– Простите, ваше величество.
При виде моей покорности и даже трусости у Генриха как будто бы опять переменилось настроение. Он повернулся к Пейджету и презрительно произнес:
– И как я только мог подумать, что такой хилый сорняк может представлять для меня какую-то угрозу, а?
– Не думаю, что Шардлейк таков, – тихо ответил секретарь.
Король на мгновение задумался.
– Ты говорил, что один из двух помощников Шардлейка мертв?
– К настоящему моменту – да, – совершенно бесстрастным тоном ответил Уильям.
– А второй, которого привезли сюда вместе с ним?
– Он почти совсем мальчишка. – Королевский секретарь позволил себе улыбку. – Высокий рыжеволосый юноша, каким в молодости были вы сами, ваше величество, хотя, я полагаю, далеко не такой красивый.
Генрих улыбнулся лести, и я понял, что Пейджет, непонятно почему, пытается смягчить гнев монарха. Последовало молчание; король ненадолго призадумался, но потом покачал головой:
– Этот человек подстрекал королеву утаить от меня правду. Это равносильно измене. – Он снова взглянул на меня, и его маленькие голубые глазки, скрытые в морщинах, смотрели жестко и безжалостно. – И я избавлюсь от него, от этой досадной заразы.
Я склонил голову. Мне стало холодно, мое сердце, которое прежде бешено колотилось, забилось медленнее. Измена, шутка ли сказать. Меня повесят в Тайберне, а потом, когда я умру, веревку перережут, и палач выпотрошит мои внутренности. И я буду голый, совершенно голый, почему-то подумал я. А потом мне наконец отрубят голову. «Смогу ли я встретить это испытание и сумею ли держаться достойно?» – спросил я себя. Откровенно говоря, я в этом сомневался. А что потом? Попаду ли я в ад, когда умру? Буду ли гореть там за недостаток веры, как считает Филипп Коулсвин? Я стоял неподвижно в кабинете короля, и передо мной снова встал страшный образ: вот истекающего кровью Барака бросают в мусорную кучу.
Пейджет рядом со мной глубоко вздохнул и медленно проговорил:
– Ваше величество, публичный суд по обвинению в измене может сделать достоянием гласности недавние проблемы, касающиеся королевы. А также смерть тех анабаптистов. Нам это ни к чему. Тем более сейчас.
– Шардлейк может быть осужден парламентом во внесудебном порядке, согласно Биллю об опале, – заявил король.

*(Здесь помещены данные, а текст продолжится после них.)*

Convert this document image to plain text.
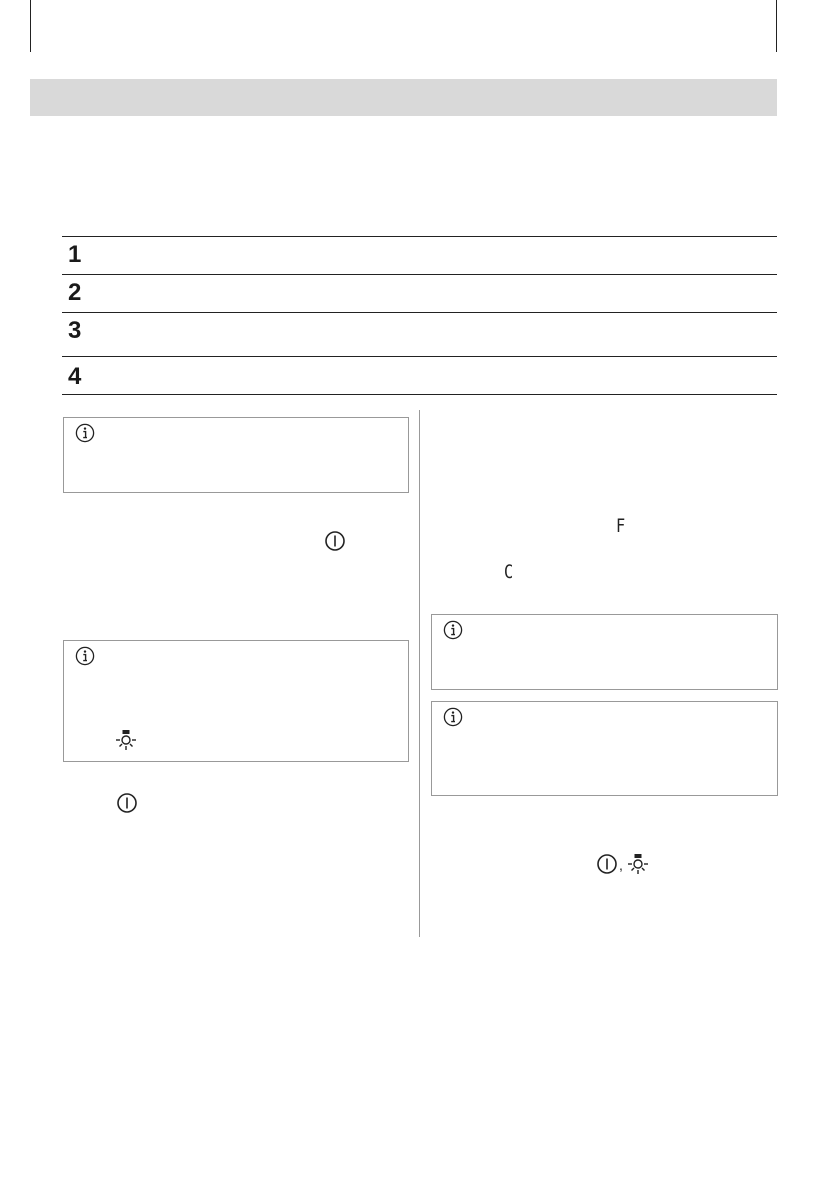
1
2
3
4
F
C
,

– Это приведет к еще большей огласке.
Генрих махнул рукой, как будто это был сущий пустяк, но по выражению его лица я видел, что на самом деле он так не считает. Пейджет снова глубоко вздохнул, прежде чем изложить свою точку зрения до конца.
– Даже если Шардлейка потихоньку убрать, это станет известно, и некоторые могут увидеть в этом выпад против партии протестантов. Новый политический баланс все еще очень хрупок. Нам не следует нарушать его без крайней необходимости.
Уильям замолк, а Генрих сердито уставился на него. Я представил, как за последние тридцать семь лет правитель неоднократно разыгрывал эту сцену со встревоженными главными советниками: королевская ярость, требование беспощадных мер, сановники пытаются предупредить его о возможных нежелательных последствиях…
Его величество надолго задумался. Наконец он хмыкнул – странный звук, напоминавший визг недовольного поросенка, – и свирепо посмотрел на меня:
– Неужели нельзя убить его без лишнего шума?
– Поверьте, ваше величество, у меня нет ни малейшей симпатии к этому человеку. И все же я думаю, это был бы не слишком мудрый ход. В частности, Парры будут обеспокоены исчезновением Шардлейка, – продолжил настаивать на своем секретарь.
Король вздохнул:
– Ну так дай мне правильный совет, Пейджет, у тебя они всегда есть в запасе. Хотя мне может быть неприятно его услышать.
– Благодарю вас, ваше величество.
Генрих бросил на Уильяма язвительный взгляд:
– Ты же знаешь, с какой стороны намазан маслом твой хлеб, а? Помнишь, что всегда следует выполнять мою волю и никогда не идти своим путем, как Уолси и Кромвель, да?
Пейджет низко поклонился:
– Я лишь только служу смиренным орудием для исполнения политики, избранной вашим величеством.